Es ist immer wieder erfrischend, neue tolle Alben von noch unverbrauchten Acts zu Gehör zu bekommen. NEUTRAL ist genau so ein Fall, bei dem man wahrlich nicht neutral bleiben und sich mit Lob zurückhalten muss. Dabei ist „Serpents in the dawn“ erst das zweite Studioalbum des Duos aus Moskau. Die Überraschung fällt wohl aber auch gerade deshalb so positiv aus, weil mir der Vorgänger „Of shadow and its dream“ nicht bekannt ist. Stattdessen haben NEUTRAL meine volle Aufmerksamkeit durch ihren Beitrag zum Eislicht-Labelsampler „Eisiges Licht 2“ erhalten. Das nun veröffentlichte Zweitwerk (mal abgesehen von der „Walpurgis Night“ Liveaufnahme) erscheint auch bei Eis & Licht, die sich dankenswerter Weise den Herren Ash und E. Voronovsky angenommen haben. Schließlich ist es kein leichtes Unterfangen, von Russland aus den musikalischen Globus zu erobern…
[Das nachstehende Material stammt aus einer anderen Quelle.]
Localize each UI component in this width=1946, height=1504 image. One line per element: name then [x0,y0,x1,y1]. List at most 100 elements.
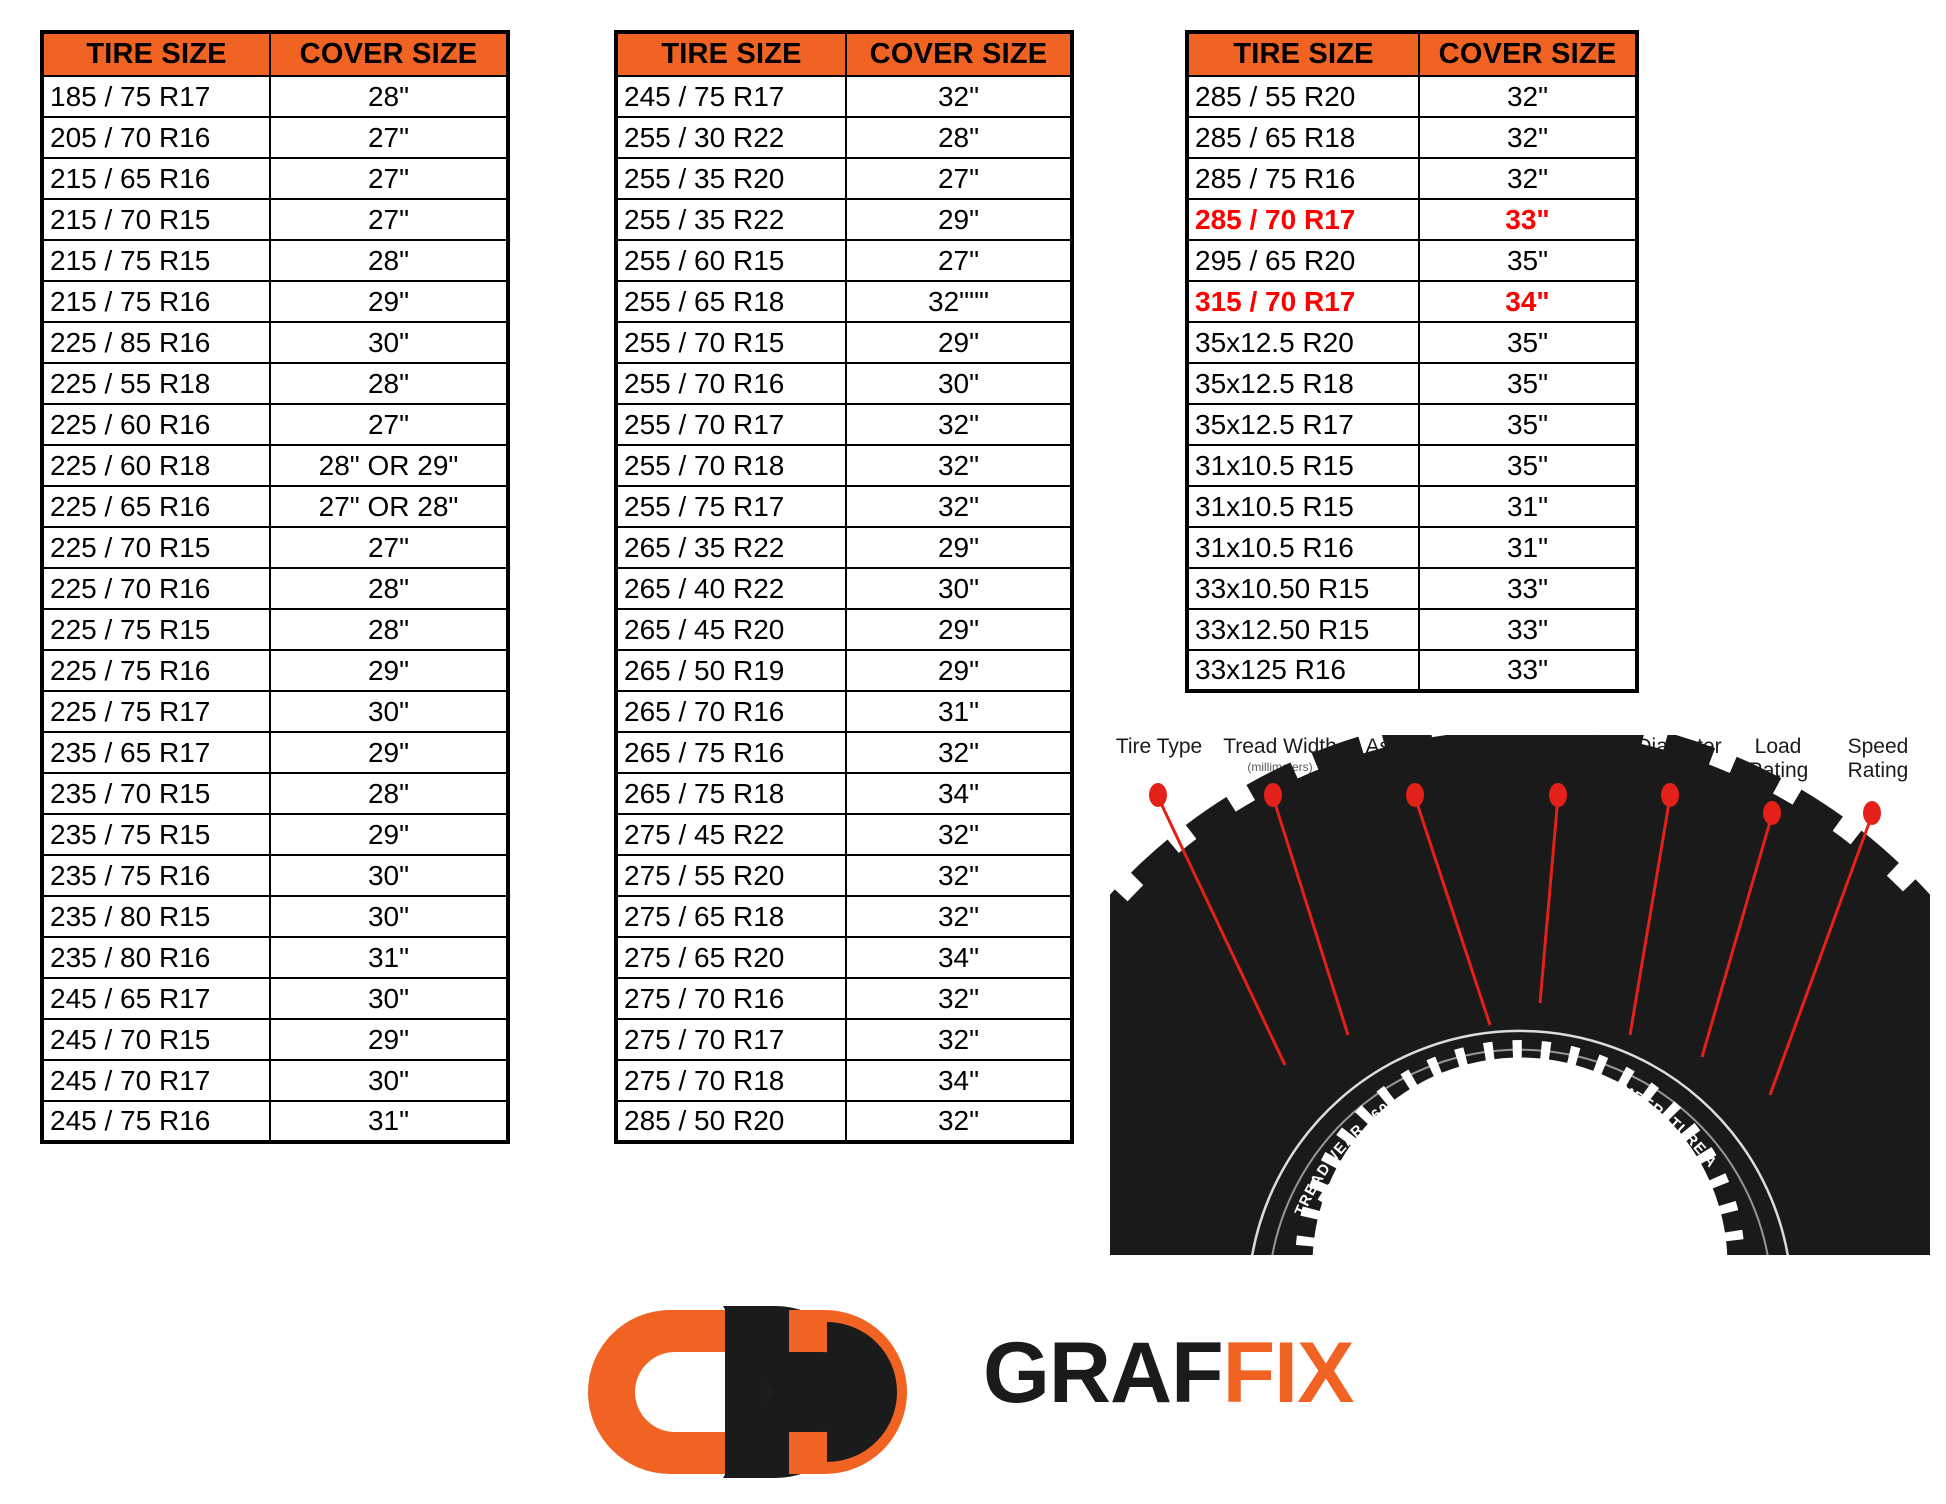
cell-tire-size: 33x12.50 R15 [1186,608,1420,651]
cell-cover-size: 32" [845,854,1073,897]
cell-tire-size: 225 / 55 R18 [41,362,271,405]
cell-tire-size: 265 / 40 R22 [615,567,847,610]
cell-cover-size: 27" [269,116,509,159]
cell-tire-size: 225 / 70 R15 [41,526,271,569]
cell-cover-size: 29" [269,649,509,692]
cell-tire-size: 275 / 65 R18 [615,895,847,938]
table-header-row: TIRE SIZE COVER SIZE [41,31,509,77]
cell-tire-size: 275 / 70 R16 [615,977,847,1020]
graffix-logo: GRAFFIX [575,1270,1365,1478]
cell-cover-size: 29" [269,813,509,856]
cell-tire-size: 225 / 65 R16 [41,485,271,528]
table-row: 285 / 75 R16 32" [1186,157,1638,200]
table-row: 215 / 65 R16 27" [41,157,509,200]
logo-word-fix: FIX [1222,1325,1355,1421]
callout-subtitle: (millimeters) [1247,759,1313,774]
cell-cover-size: 27" [269,198,509,241]
header-tire-size: TIRE SIZE [41,31,271,77]
cell-tire-size: 275 / 70 R17 [615,1018,847,1061]
table-row: 225 / 70 R16 28" [41,567,509,610]
cell-cover-size: 29" [269,280,509,323]
table-row: 315 / 70 R17 34" [1186,280,1638,323]
table-row: 225 / 75 R16 29" [41,649,509,692]
cell-tire-size: 185 / 75 R17 [41,75,271,118]
cell-cover-size: 31" [845,690,1073,733]
cell-tire-size: 255 / 65 R18 [615,280,847,323]
tire-size-table-2: TIRE SIZE COVER SIZE 245 / 75 R17 32" 255 … [614,30,1074,1144]
table-row: 235 / 80 R15 30" [41,895,509,938]
cell-cover-size: 27" [845,157,1073,200]
pointer-line-radial [1538,796,1560,1004]
cell-tire-size: 265 / 75 R16 [615,731,847,774]
cell-tire-size: 35x12.5 R18 [1186,362,1420,405]
cell-tire-size: 275 / 70 R18 [615,1059,847,1102]
cell-cover-size: 31" [269,1100,509,1143]
sidewall-groove-lower [1317,1091,1723,1255]
cell-tire-size: 285 / 65 R18 [1186,116,1420,159]
cell-tire-size: 265 / 45 R20 [615,608,847,651]
logo-mark [588,1306,907,1478]
table-row: 275 / 65 R20 34" [615,936,1073,979]
table-row: 255 / 65 R18 32""" [615,280,1073,323]
cell-tire-size: 265 / 75 R18 [615,772,847,815]
header-tire-size: TIRE SIZE [615,31,847,77]
cell-tire-size: 295 / 65 R20 [1186,239,1420,282]
table-row: 31x10.5 R15 35" [1186,444,1638,487]
cell-tire-size: 215 / 75 R16 [41,280,271,323]
cell-tire-size: 245 / 75 R17 [615,75,847,118]
cell-tire-size: 33x10.50 R15 [1186,567,1420,610]
cell-cover-size: 32" [845,977,1073,1020]
cell-tire-size: 265 / 50 R19 [615,649,847,692]
table-row: 245 / 75 R16 31" [41,1100,509,1143]
cell-tire-size: 255 / 75 R17 [615,485,847,528]
cell-tire-size: 255 / 30 R22 [615,116,847,159]
cell-cover-size: 27" [269,157,509,200]
tire-size-table-3: TIRE SIZE COVER SIZE 285 / 55 R20 32" 285 … [1185,30,1639,693]
tire-size-table-2-wrapper: TIRE SIZE COVER SIZE 245 / 75 R17 32" 255 … [614,30,1074,1144]
table-row: 185 / 75 R17 28" [41,75,509,118]
pointer-dot-load-rating [1763,801,1781,825]
table-row: 215 / 75 R15 28" [41,239,509,282]
cell-cover-size: 30" [269,690,509,733]
table-row: 275 / 45 R22 32" [615,813,1073,856]
table-row: 235 / 75 R16 30" [41,854,509,897]
table-row: 265 / 75 R16 32" [615,731,1073,774]
cell-cover-size: 28" OR 29" [269,444,509,487]
table-body: 285 / 55 R20 32" 285 / 65 R18 32" 285 / 75 R… [1186,75,1638,692]
cell-cover-size: 35" [1418,403,1638,446]
table-row: 255 / 75 R17 32" [615,485,1073,528]
cell-tire-size: 315 / 70 R17 [1186,280,1420,323]
cell-cover-size: 29" [845,608,1073,651]
cell-cover-size: 28" [269,75,509,118]
cell-cover-size: 28" [269,772,509,815]
cell-cover-size: 31" [1418,526,1638,569]
table-row: 275 / 70 R16 32" [615,977,1073,1020]
table-row: 235 / 65 R17 29" [41,731,509,774]
cell-cover-size: 32" [845,444,1073,487]
table-row: 235 / 80 R16 31" [41,936,509,979]
cell-tire-size: 35x12.5 R20 [1186,321,1420,364]
table-row: 265 / 70 R16 31" [615,690,1073,733]
cell-tire-size: 255 / 35 R22 [615,198,847,241]
tire-size-table-1-wrapper: TIRE SIZE COVER SIZE 185 / 75 R17 28" 205 … [40,30,510,1144]
logo-wordmark: GRAFFIX [983,1330,1354,1416]
tire-svg: TREADWEAR 360 TRACTION A TEMPERATURE A P… [1110,735,1930,1255]
table-row: 225 / 70 R15 27" [41,526,509,569]
pointer-line-diameter [1628,796,1672,1036]
cell-tire-size: 255 / 70 R15 [615,321,847,364]
cell-cover-size: 28" [269,362,509,405]
cell-tire-size: 205 / 70 R16 [41,116,271,159]
tire-size-table-3-wrapper: TIRE SIZE COVER SIZE 285 / 55 R20 32" 285 … [1185,30,1639,693]
cell-tire-size: 255 / 70 R17 [615,403,847,446]
cell-tire-size: 225 / 85 R16 [41,321,271,364]
cell-tire-size: 285 / 55 R20 [1186,75,1420,118]
pointer-dot-diameter [1661,783,1679,807]
tire-sidewall-diagram: Tire Type Tread Width (millimeters) Aspe… [1110,735,1930,1255]
table-row: 255 / 35 R20 27" [615,157,1073,200]
callout-title: Tire Type [1115,735,1203,758]
cell-cover-size: 27" OR 28" [269,485,509,528]
cell-cover-size: 29" [269,1018,509,1061]
table-row: 31x10.5 R15 31" [1186,485,1638,528]
table-row: 225 / 60 R16 27" [41,403,509,446]
table-row: 275 / 70 R18 34" [615,1059,1073,1102]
Das seinerzeit beigesteuerte Stück „The starfall of the nevermore“ findet sich auch auf der aktuellen Scheibe wieder und stellt ein wunderbares Beispiel für die Schönheit in NEUTRALs Musik dar. Die beiden sehen sich auf den Spuren von Gruppen wie SOL INVICTUS oder CURRENT 93, können aufgrund ihrer Herkunft aber eine gewisse Exotenstellung für sich in Anspruch nehmen, die sich nicht bloß darin äußert, dass bei „Luna“ in ihrer Heimatsprache intoniert wird, sondern weil man vielleicht sogar weniger „vorbelastet“ zu Werke gehen kann und so eine eigenständige Sichtweise dafür entwickeln konnte, wie der von ihnen komponierte Romantic Dark Folk russischer Prägung klingen soll. Das Material ist ruhig, fast friedlich, aber dennoch leicht apokalyptisch angehaucht sowie mit jeder Menge angenehmer Melodien und bittersüßem Schwermut gesegnet. Die zerbrechliche Instrumentierung fußt dabei im wesentlichen auf zart gezupften Gitarrenklängen, Violine und Piano bzw. Synths. Verschiedene, stets warme Stimm(lag)en von Sänger Ash gehören ebenfalls zum guten Ton und runden das Gesamtbild ab.

„The gift of the sea“, bei dem das gleichlautende Gedicht des britischen Schriftstellers Rudyard Kipling aus dem Jahre 1890 vertont wird, geht ein wenig Richtung SOPOR AETERNUS, was im weiteren Verlauf jedoch die Ausnahme bleibt. Mein persönlicher Favorit eines stimmungsvollen Albums ist hingegen „Next to the stars“ mit seinem kräftig-prägnanten Refrain und der Unterstützung durch einen dezenten Trommelrhythmus.

Da zudem auch Artwork und Booklet einen stimmigen Eindruck hinterlassen, kann „Serpents in the dawn“ uneingeschränkt empfohlen werden. Bleibt eigentlich nur noch zu hoffen, dass es die Jungs irgendwann mal für ein paar Auftritte nach Deutschland schaffen.